Çoğumuz, enerji denilen şeyin varlığını kabul etsek de, gözümüzle görmediğimiz, sesini soluğunu duymadığımız, dokunup koklayamadığımız için gücünü ve etkisini tam olarak hissedemeyiz. Halbuki, yaşadığımız hayat tümüyle enerjiden ibarettir ve enerji asla yok olmaz, ancak dönüşebilir. Bu anlamda, kelimelerin önemi ve gücü yaşamımızın her safhasında çok büyüktür. “Ağzından Çıkanı Kulağın Duysun” derler ya, gerçekten de ağzımızdan çıkan her söz yaşamımızı yönlendirecek etkin bir güce ve enerjiye sahiptir. Bunun doğruluğunu anladığımızda, sözcüklerimizi daha bilinçli kullanır, onlara inancımızı yükler hale gelir ve kendi senaryomuzu yazmaya başlarız.

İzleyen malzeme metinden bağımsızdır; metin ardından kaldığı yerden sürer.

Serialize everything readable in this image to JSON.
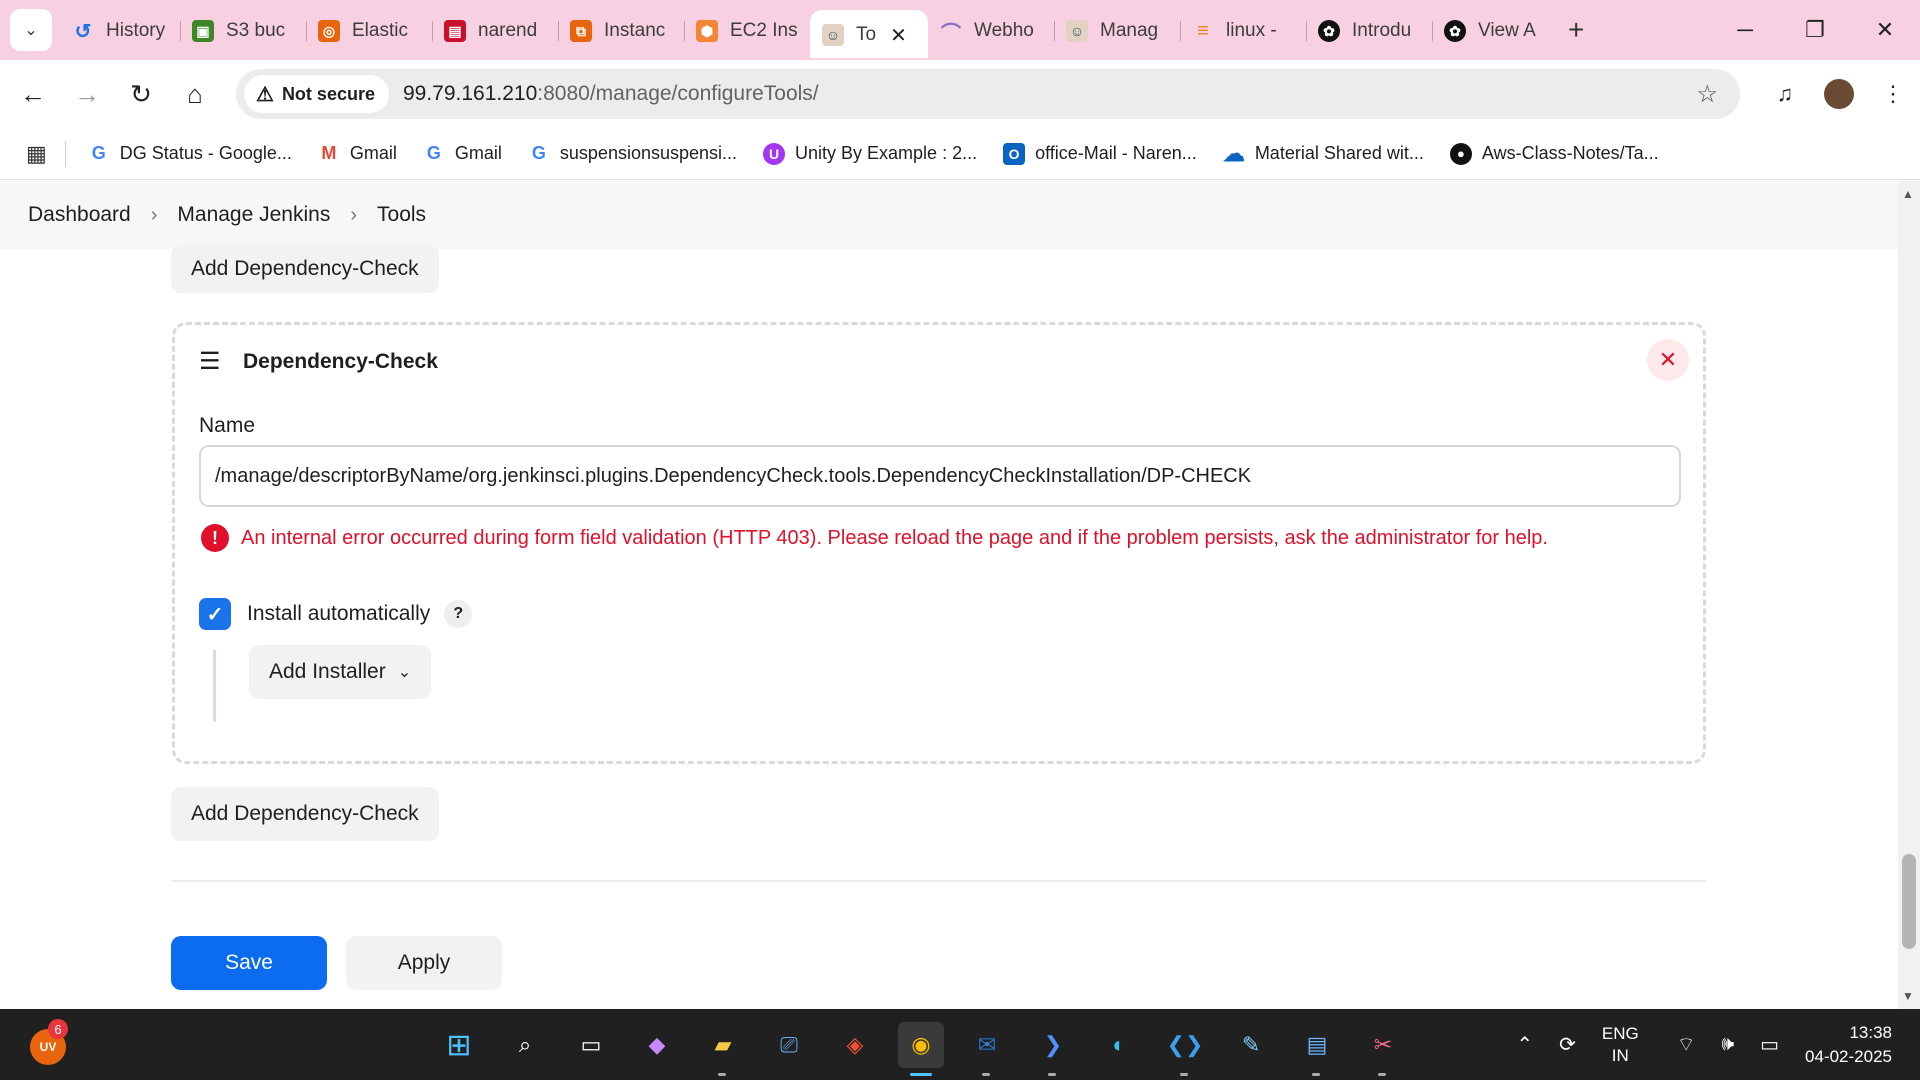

“İnanç” diyorum, inanmanın en önemli katalizör olduğunu bildiğimden. Herkes bir şeye inanır, inanmak zor değildir, ancak iradeyi uyandırmak ve bir hedef seçip inançla onu kovalamak herkesin harcı değildir. İnanmaya kendini mecbur etmek, inanmaktan üstündür. Kendine inanmak yaratmak demektir. Her çağda örneği bulunan “özel” diye nitelendirdiğimiz kişiler, olanaksız gibi gözüken girişimlerinde yüreklerini şüpheden arındırarak, inançlarını her daim canlı tutarak ve bunu sık sık dile getirerek başarıya ulaşmışlardır.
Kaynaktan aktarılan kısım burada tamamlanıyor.